Em meio a uma grave crise política no Haiti, o governo interino do país, nomeado de Conselho Presidencial de Transição (CPT), decidiu destituir o primeiro-ministro Garry Conille e nomear como seu substituto ao empresário Alix Didier Fils-Aimé, na última segunda-feira (11/11).
O novo primeiro-ministro haitiano é uma das figuras mais fortes do empresariado no país. Formado pela Universidade de Boston, ele atuou como presidente da Câmara de Comércio e Indústria do país e, em 2016, concorreu sem sucesso ao Senado.
Fils-Aimé também é conhecido por seu trabalho como proprietário e acionista de diversas empresas no Haiti, incluindo o Haiti Networking Group SA (HAINET), um provedor de serviços de Internet. Também dirige a Blanchisserie du Soleil, rede de lavagens, e a COFI Industrie SA, que produz produtos de papel. Além disso, está envolvido na San Aquino SA, uma empresa focada no desenvolvimento do turismo.
A decisão do CPT foi anunciada no jornal oficial do país. Já Conille denunciou que a medida foi “tomada fora de qualquer estrutura legal e constitucional”, o que levanta “sérias dúvidas sobre sua legitimidade e suas repercussões sobre o futuro” do Haiti.
O ex-primeiro-ministro afirmou ainda que o Conselho Presidencial de Transição tem o poder de nomear o primeiro-ministro, mas não de demiti-lo.
Em maio passado, quando a CPT tinha que eleger o primeiro-ministro do atual governo de transição, o nome de Alix Didier Fils-Aimé já circulava como possível candidato. No entanto, naquela ocasião, Conille, um funcionário de longa data da ONU, conseguiu prevalecer como primeiro-ministro interino, cargo que ocupou por apenas seis meses.
Crise no governo haitiano
Apesar das denúncias contra o CPT, a demissão de Conille decorre por ter deixado escapar o pedido de renúncia de três membros do governo interino (Gérald Gilles, Emmanuel Vertilaire e Smith Augustin) que, em agosto, se envolveram num escândalo de corrupção.
Na ocasião, o presidente do Banco Nacional de Crédito, Raoul Pascal Pierre-Louis, alegou que esses três membros da CPT haviam exigido dele a quantia exorbitante de US$ 758 mil (R$ 4,3 bi) para garantir sua continuidade no cargo.
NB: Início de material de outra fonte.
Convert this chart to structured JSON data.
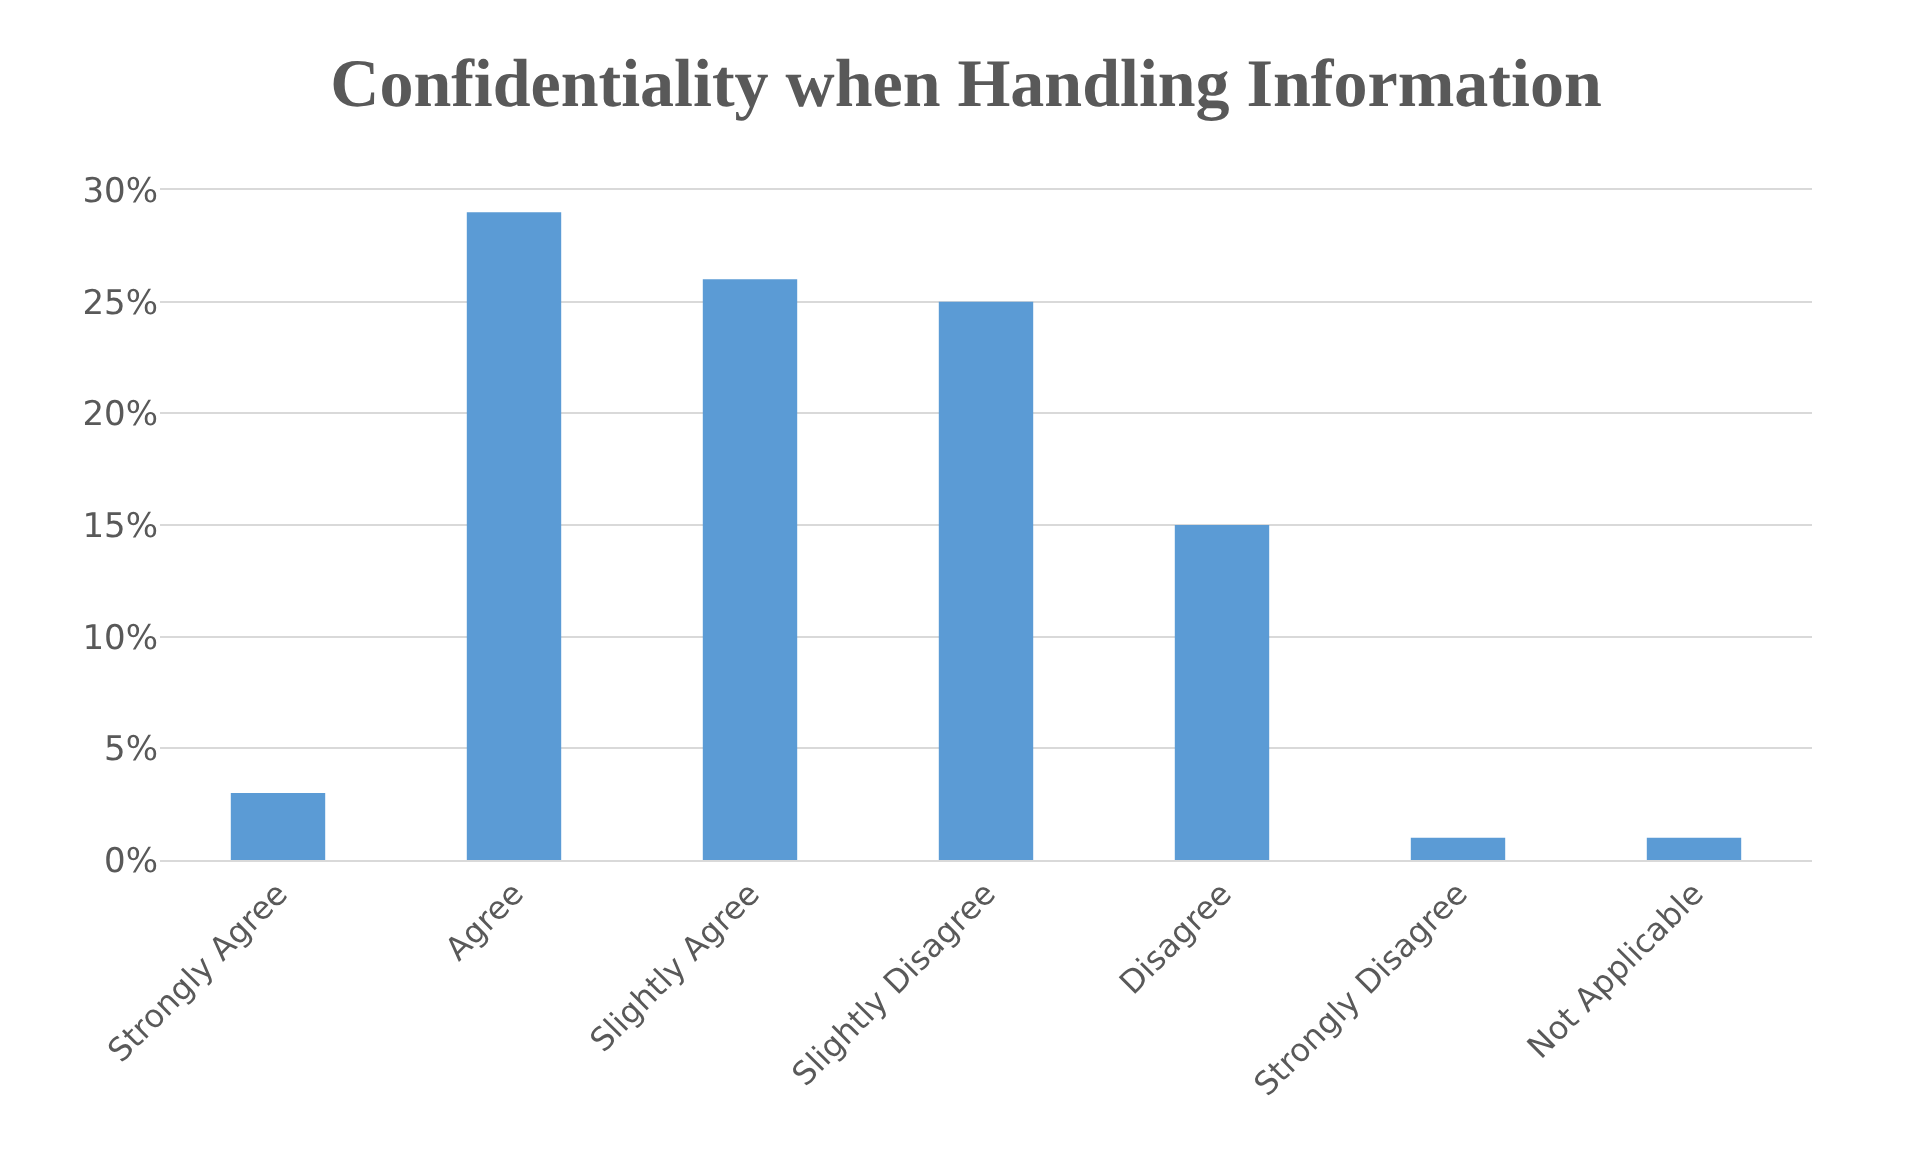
{
  "chart_data": {
    "type": "bar",
    "title": "Confidentiality when Handling Information",
    "categories": [
      "Strongly Agree",
      "Agree",
      "Slightly Agree",
      "Slightly Disagree",
      "Disagree",
      "Strongly Disagree",
      "Not Applicable"
    ],
    "values": [
      3,
      29,
      26,
      25,
      15,
      1,
      1
    ],
    "color": "#5b9bd5",
    "ylim": [
      0,
      30
    ],
    "yticks": [
      {
        "value": 0,
        "label": "0%"
      },
      {
        "value": 5,
        "label": "5%"
      },
      {
        "value": 10,
        "label": "10%"
      },
      {
        "value": 15,
        "label": "15%"
      },
      {
        "value": 20,
        "label": "20%"
      },
      {
        "value": 25,
        "label": "25%"
      },
      {
        "value": 30,
        "label": "30%"
      }
    ],
    "grid": "y"
  }
}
Assim, o atual presidente do CPT e consequentemente presidente interino do país, Leslie Voltaire, durante seu discurso de posse para o novo primeiro-ministro, elogiou a “coragem e determinação” de Conille, mas afirmou que fez parte de “lutas políticas estéreis”.
“Já chegou a hora de o Haiti pensar e fazer política de forma diferente”, afirmou. Ao mesmo tempo, Fils-Aimé disse que trabalharia para harmonizar os dois poderes do Executivo.
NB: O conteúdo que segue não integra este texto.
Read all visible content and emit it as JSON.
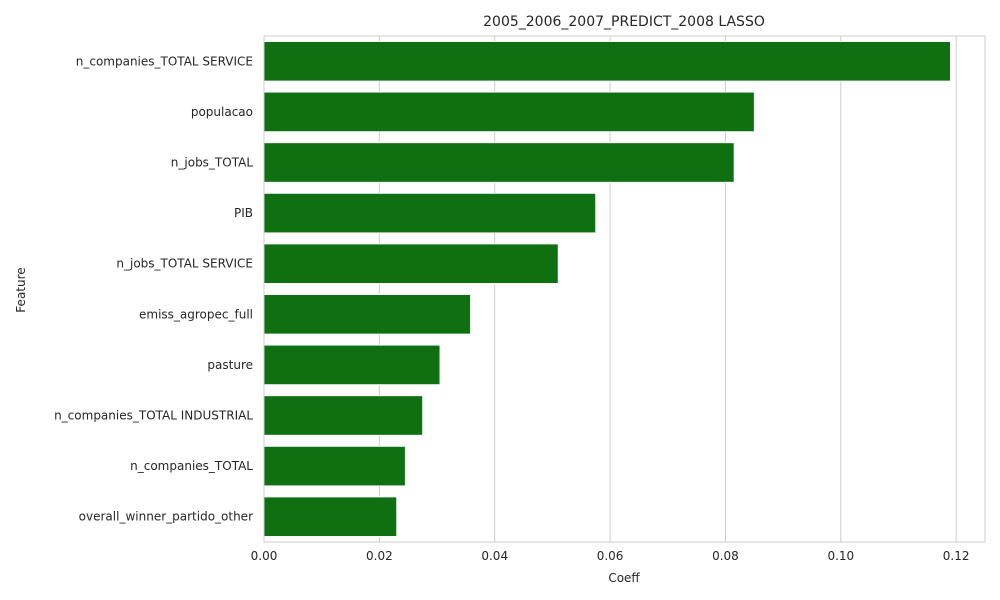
{
  "chart_data": {
    "type": "bar",
    "orientation": "horizontal",
    "title": "2005_2006_2007_PREDICT_2008 LASSO",
    "xlabel": "Coeff",
    "ylabel": "Feature",
    "xlim": [
      0,
      0.125
    ],
    "xticks": [
      "0.00",
      "0.02",
      "0.04",
      "0.06",
      "0.08",
      "0.10",
      "0.12"
    ],
    "grid": true,
    "categories": [
      "n_companies_TOTAL SERVICE",
      "populacao",
      "n_jobs_TOTAL",
      "PIB",
      "n_jobs_TOTAL SERVICE",
      "emiss_agropec_full",
      "pasture",
      "n_companies_TOTAL INDUSTRIAL",
      "n_companies_TOTAL",
      "overall_winner_partido_other"
    ],
    "values": [
      0.119,
      0.085,
      0.0815,
      0.0575,
      0.051,
      0.0358,
      0.0305,
      0.0275,
      0.0245,
      0.023
    ],
    "colors": {
      "bar": "#0e7010",
      "bar_edge": "#ffffff",
      "grid": "#cccccc",
      "spine": "#cccccc",
      "text": "#262626"
    }
  }
}
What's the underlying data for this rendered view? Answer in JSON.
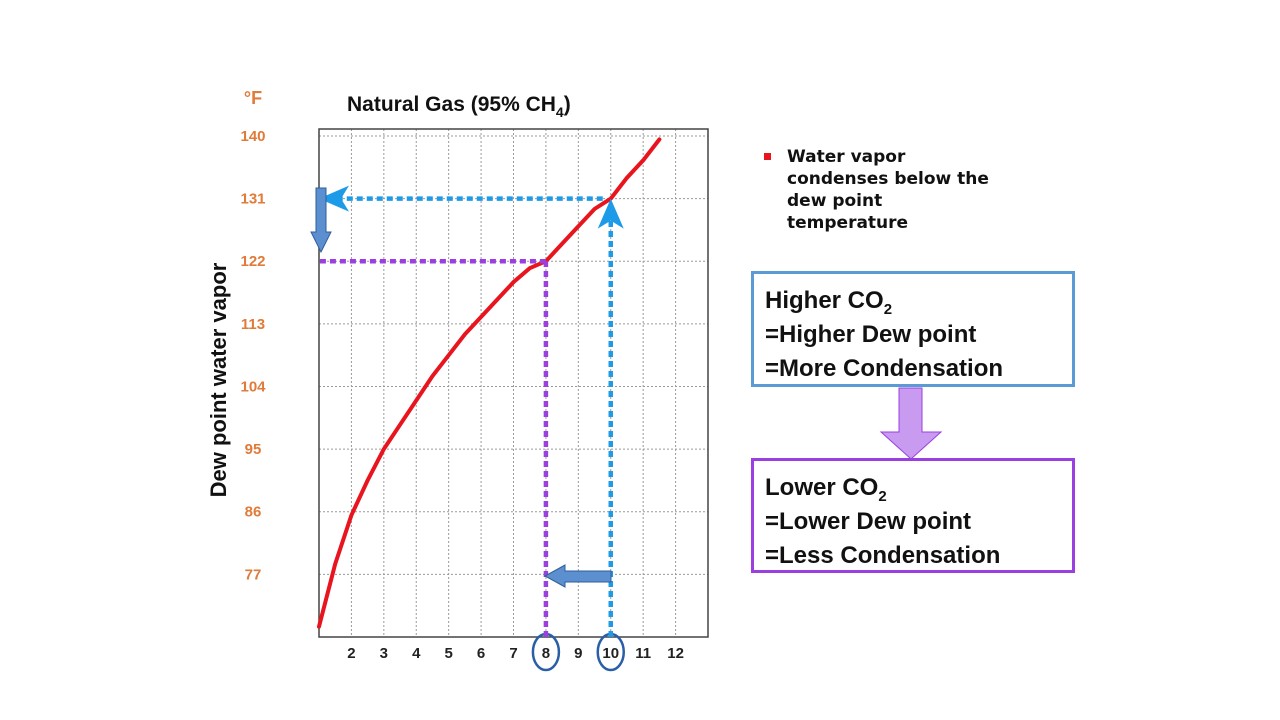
{
  "chart_data": {
    "type": "line",
    "title": "Natural Gas (95% CH",
    "title_sub": "4",
    "title_suffix": ")",
    "unit_label": "°F",
    "ylabel": "Dew point water vapor",
    "xlabel": "",
    "x_ticks": [
      2,
      3,
      4,
      5,
      6,
      7,
      8,
      9,
      10,
      11,
      12
    ],
    "y_ticks": [
      140,
      131,
      122,
      113,
      104,
      95,
      86,
      77
    ],
    "xlim": [
      1,
      13
    ],
    "ylim": [
      68,
      141
    ],
    "grid": true,
    "series": [
      {
        "color": "#e8141e",
        "x": [
          1.0,
          1.5,
          2.0,
          2.5,
          3.0,
          3.5,
          4.0,
          4.5,
          5.0,
          5.5,
          6.0,
          6.5,
          7.0,
          7.5,
          8.0,
          8.5,
          9.0,
          9.5,
          10.0,
          10.5,
          11.0,
          11.5
        ],
        "y": [
          69.5,
          78.5,
          85.5,
          90.5,
          95.0,
          98.5,
          102.0,
          105.5,
          108.5,
          111.5,
          114.0,
          116.5,
          119.0,
          121.0,
          122.0,
          124.5,
          127.0,
          129.5,
          131.0,
          134.0,
          136.5,
          139.5
        ]
      }
    ],
    "highlighted_x": [
      8,
      10
    ],
    "guides": [
      {
        "x": 10,
        "y": 131,
        "color": "#1e9be8",
        "direction": "up-then-left"
      },
      {
        "x": 8,
        "y": 122,
        "color": "#9b3fe0",
        "direction": "to-point"
      }
    ]
  },
  "annotations": {
    "bullet_text": "Water vapor condenses below the dew point temperature",
    "higher_box": {
      "line1": "Higher CO",
      "line1_sub": "2",
      "line2": "=Higher Dew point",
      "line3": "=More Condensation"
    },
    "lower_box": {
      "line1": "Lower CO",
      "line1_sub": "2",
      "line2": "=Lower Dew point",
      "line3": "=Less Condensation"
    }
  },
  "colors": {
    "curve": "#e8141e",
    "guide_blue": "#1e9be8",
    "guide_purple": "#9b3fe0",
    "axis_text": "#e07b39",
    "box_higher_border": "#5b9bd5",
    "box_lower_border": "#9b3fe0",
    "shift_arrow": "#5b8fcf",
    "down_arrow": "#c89af0"
  }
}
Em resposta às graves acusações, no início de outubro, a unidade anticorrupção do Haiti (ULCC), um órgão oficial, emitiu relatório que aconselhava a abertura de processos judiciais contra os três membros da CPT. Essa situação aumentou a pressão sobre a CPT para substituir os representantes, mas devido à natureza sem precedentes do conselho de transição, criado fora da estrutura constitucional e sem eleições, o órgão interino permaneceu em funcionamento.
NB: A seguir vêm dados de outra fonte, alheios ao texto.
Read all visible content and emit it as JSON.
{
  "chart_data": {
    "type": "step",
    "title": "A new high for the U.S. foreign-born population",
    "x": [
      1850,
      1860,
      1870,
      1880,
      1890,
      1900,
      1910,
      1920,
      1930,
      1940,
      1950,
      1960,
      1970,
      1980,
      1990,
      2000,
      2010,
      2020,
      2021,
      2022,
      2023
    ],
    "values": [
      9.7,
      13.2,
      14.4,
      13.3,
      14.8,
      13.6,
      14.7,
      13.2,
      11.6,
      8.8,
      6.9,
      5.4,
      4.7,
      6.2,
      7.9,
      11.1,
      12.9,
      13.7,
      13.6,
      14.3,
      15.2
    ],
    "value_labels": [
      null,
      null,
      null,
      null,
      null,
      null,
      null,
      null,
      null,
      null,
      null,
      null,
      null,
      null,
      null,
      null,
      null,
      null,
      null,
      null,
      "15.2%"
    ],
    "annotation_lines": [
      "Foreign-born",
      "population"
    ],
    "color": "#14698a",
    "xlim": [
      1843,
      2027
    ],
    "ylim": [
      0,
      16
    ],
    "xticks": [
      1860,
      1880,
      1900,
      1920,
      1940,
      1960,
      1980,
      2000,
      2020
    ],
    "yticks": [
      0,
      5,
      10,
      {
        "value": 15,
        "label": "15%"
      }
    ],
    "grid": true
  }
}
O Conselho Presidencial de Transição é um órgão colegiado que exerce os poderes do presidente. Após extensas negociações entre diferentes setores políticos do Haiti, junto com a Comunidade do Caribe, os Estados Unidos, o Canadá e a França, o CTP foi estabelecido em abril, após as pressões para a renúncia do impopular primeiro-ministro Ariel Henry.
É formado por nove pessoas, sete com direito a voto e dois observadores, todos representando diferentes setores políticos do Haiti. Sua função é organizar e garantir as próximas eleições do país para eleger um presidente e um parlamento para assumir o cargo em fevereiro de 2026. A última vez que foram realizadas eleições presidenciais foi em 2016.
Também é formalmente o órgão (juntamente com o primeiro-ministro interino) responsável pela polêmica Missão Multinacional de Apoio à Segurança (MSS), um destacamento de forças policiais liderado pelo Quênia, no país desde junho.
O CPT também é marcado pela crescente impopularidade entre a população haitiana e das afirmações de que a demissão de Conille teria sido ilegal.
A mudança de primeiro-ministro inaugura um novo período de incerteza sobre o futuro político da nação caribenha, que se encontra em meio a uma grave crise humanitária. De acordo com o último relatório da ONU, entre janeiro e junho de 2024, o país sofreu mais de 3.600 homicídios e 1.100 sequestros. Enquanto isso, de acordo com a Organização Internacional para as Migrações (OIM), a violência forçou mais de 700 mil pessoas – metade delas crianças – a fugir de suas casas.